Il rappelle 2 points importants : Tout d’abord que «  BMW a joué un rôle de pionnier avec BMW i », et que le groupe « est aujourd’hui le fabricant haut de gamme proposant la plus large gamme de véhicules électriques à batterie et hybrides rechargeables ». Il détaille : « Nous produisons actuellement les modèles électrifiés suivants : BMW i3 (troisième évolution du modèle avec des cellules 120 Ah), BMW i3s, BMW i8 Coupé, BMW i8 Roadster, BMW 740e, BMW 740Le, BMW 530e, BMW 225xe Active Tourer, Mini Cooper SE Countryman ALL4 et, en Chine, la BMW X1 xDrive25Le ».

A cette liste vont s’ajouter en 2019 « de nouvelles variantes hybrides rechargeables des berlines Série 3 et BMW X5, à la suite de l’arrivée de nouvelles générations de ces modèles ». A horizon 2025, les gammes hybrides rechargeables du groupe BMW devraient compter 13 modèles différents, à ajouter à 12 voitures 100% électriques.
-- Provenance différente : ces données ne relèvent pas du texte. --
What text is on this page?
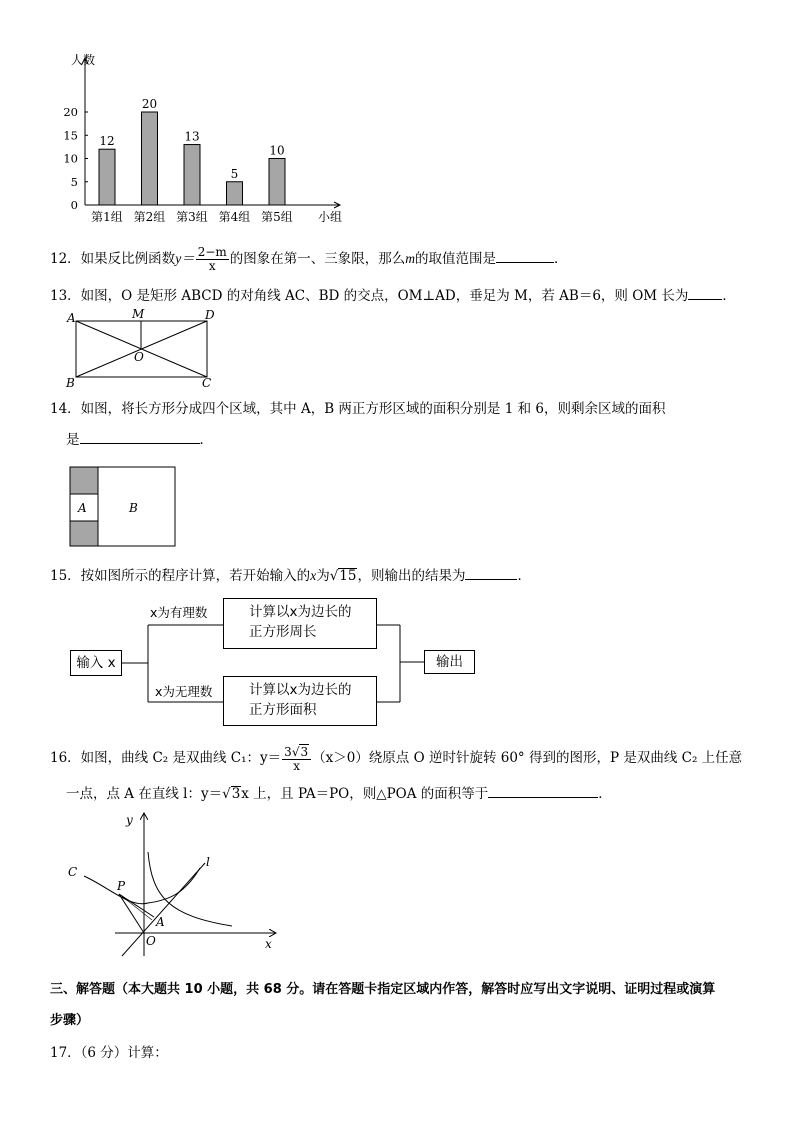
人数
小组
0
5
10
15
20
12
第1组
20
第2组
13
第3组
5
第4组
10
第5组
12．如果反比例函数$y= \frac{2-m}{x}$ 的图象在第一、三象限，那么m的取值范围是	．
13．如图，O 是矩形 ABCD 的对角线 AC、BD 的交点，OM⊥AD，垂足为 M，若 AB＝6，则 OM 长为	．
A	M	D
O
B	C
14．如图，将长方形分成四个区域，其中 A，B 两正方形区域的面积分别是 1 和 6，则剩余区域的面积
是	．
A	B
15．按如图所示的程序计算，若开始输入的x为√15，则输出的结果为	．
输入 x
x为有理数
x为无理数
计算以x为边长的
正方形周长
计算以x为边长的
正方形面积
输出
16．如图，曲线 C₂ 是双曲线 C₁：$y= \frac{3√3}{x} (x>0)$绕原点 O 逆时针旋转 60° 得到的图形，P 是双曲线 C₂ 上任意
一点，点 A 在直线 l：y＝√3x 上，且 PA＝PO，则△POA 的面积等于	．
y
l
C
P
A
O	x
三、解答题（本大题共 10 小题，共 68 分。请在答题卡指定区域内作答，解答时应写出文字说明、证明过程或演算
步骤）
17．（6 分）计算：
Stefan Juraschek a répondu à une douzaine de questions sur le programme de BMW en matière de mobilité électrique

Intégré

Stefan Juraschek confirme que le groupe BMW est prêt pour un développement massif du marché branché. Il s’appuie sur plusieurs points qui lui permettent d’être particulièrement affirmatif. Tout d’abord : « Le groupe BMW développe déjà sa cinquième génération de systèmes de propulsion électrique, ce qui signifie qu’il a créé une excellente base pour l’avenir. Cette dernière génération entrera en service dès 2020 sur la BMW iX3 ».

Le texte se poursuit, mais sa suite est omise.